Just some links

July 06, 2021

Nothing too exciting today--just some cool links: 

 

The Bryn Mawr Classical Review is a place where you can keep up with the latest scholarly work published in classics. Since they consider their time-frame to run from about 1200 BCE till about 1000 CE, this is a wide scope of time.  It produces interesting reviews of interesting books.  Here, one major classics scholar reviews a book suggesting a new way to think about ancient literature, in a much more sociologically wide way.  Very interesting.

 

Amartya Sen is very polite about it, but this is the most comprehensive response I have yet seen to those who have written that England’s impact on India through its subjugation of it for almost 200 years was essentially benign.  Also nice shiv move on the English and cricket.

 

Good podcast on what makes us work so much—too much, in fact.  

 

Wow, a piece on the development of standard weights in antiquity—a kind of basic standard metric for trading commodities.  They looked at “the weight systems in use between Western Europe and the Indus Valley from 3,000-1,000 BC. Analysis of 2,274 balance weights from 127 sites revealed that, with the exception of those from the Indus Valley, new and very similar units of weight appeared in a gradual spread west of Mesopotamia.”

 

This guy is a republican state senator in Michigan.
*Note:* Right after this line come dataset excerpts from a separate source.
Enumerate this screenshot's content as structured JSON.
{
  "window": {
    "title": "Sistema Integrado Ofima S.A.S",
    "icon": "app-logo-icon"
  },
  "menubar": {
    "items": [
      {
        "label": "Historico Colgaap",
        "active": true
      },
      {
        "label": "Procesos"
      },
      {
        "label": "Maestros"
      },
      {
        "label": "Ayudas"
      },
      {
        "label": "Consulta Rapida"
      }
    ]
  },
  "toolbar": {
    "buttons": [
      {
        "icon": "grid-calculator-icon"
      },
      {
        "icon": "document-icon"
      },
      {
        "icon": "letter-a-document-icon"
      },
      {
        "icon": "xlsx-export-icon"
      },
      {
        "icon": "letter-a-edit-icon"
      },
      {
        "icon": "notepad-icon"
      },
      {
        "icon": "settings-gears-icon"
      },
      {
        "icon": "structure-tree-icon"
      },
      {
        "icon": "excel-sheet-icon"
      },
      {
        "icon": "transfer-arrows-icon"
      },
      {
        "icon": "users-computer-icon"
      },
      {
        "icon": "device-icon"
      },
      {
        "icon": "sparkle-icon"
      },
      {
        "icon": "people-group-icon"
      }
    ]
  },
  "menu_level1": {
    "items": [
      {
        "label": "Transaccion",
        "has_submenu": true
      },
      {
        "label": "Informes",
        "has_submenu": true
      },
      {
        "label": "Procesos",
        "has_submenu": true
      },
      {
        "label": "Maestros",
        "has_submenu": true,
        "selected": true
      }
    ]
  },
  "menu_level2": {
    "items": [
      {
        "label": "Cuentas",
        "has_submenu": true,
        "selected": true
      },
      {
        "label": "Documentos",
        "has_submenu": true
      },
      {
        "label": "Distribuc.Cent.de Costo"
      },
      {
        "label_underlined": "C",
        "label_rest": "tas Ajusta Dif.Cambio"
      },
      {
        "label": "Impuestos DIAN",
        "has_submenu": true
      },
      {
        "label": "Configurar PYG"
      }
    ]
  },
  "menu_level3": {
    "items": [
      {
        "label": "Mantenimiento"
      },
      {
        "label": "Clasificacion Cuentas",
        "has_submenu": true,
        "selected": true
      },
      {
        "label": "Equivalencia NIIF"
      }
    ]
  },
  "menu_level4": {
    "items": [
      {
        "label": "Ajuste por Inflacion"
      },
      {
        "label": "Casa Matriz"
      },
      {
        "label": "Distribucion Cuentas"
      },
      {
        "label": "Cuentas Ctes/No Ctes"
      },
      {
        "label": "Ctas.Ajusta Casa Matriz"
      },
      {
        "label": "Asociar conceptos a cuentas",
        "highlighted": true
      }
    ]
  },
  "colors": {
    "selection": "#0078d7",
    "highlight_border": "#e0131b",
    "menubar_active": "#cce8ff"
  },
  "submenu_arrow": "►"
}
He ran the investigation into allegations of ballot stuffing in Michigan in the 2020 election and found it all nonsense. Now he’s terrified that his fellow Republicans are heading towards large scale violent conflict. That worries me.

 

I agree with this, which, because it is by Bret Stephens, is making me reassess my life in general.  But it has links to evidence, so check. This esp is true and widely applicable: "A regime that lies nonstop to others eventually lies to itself as well."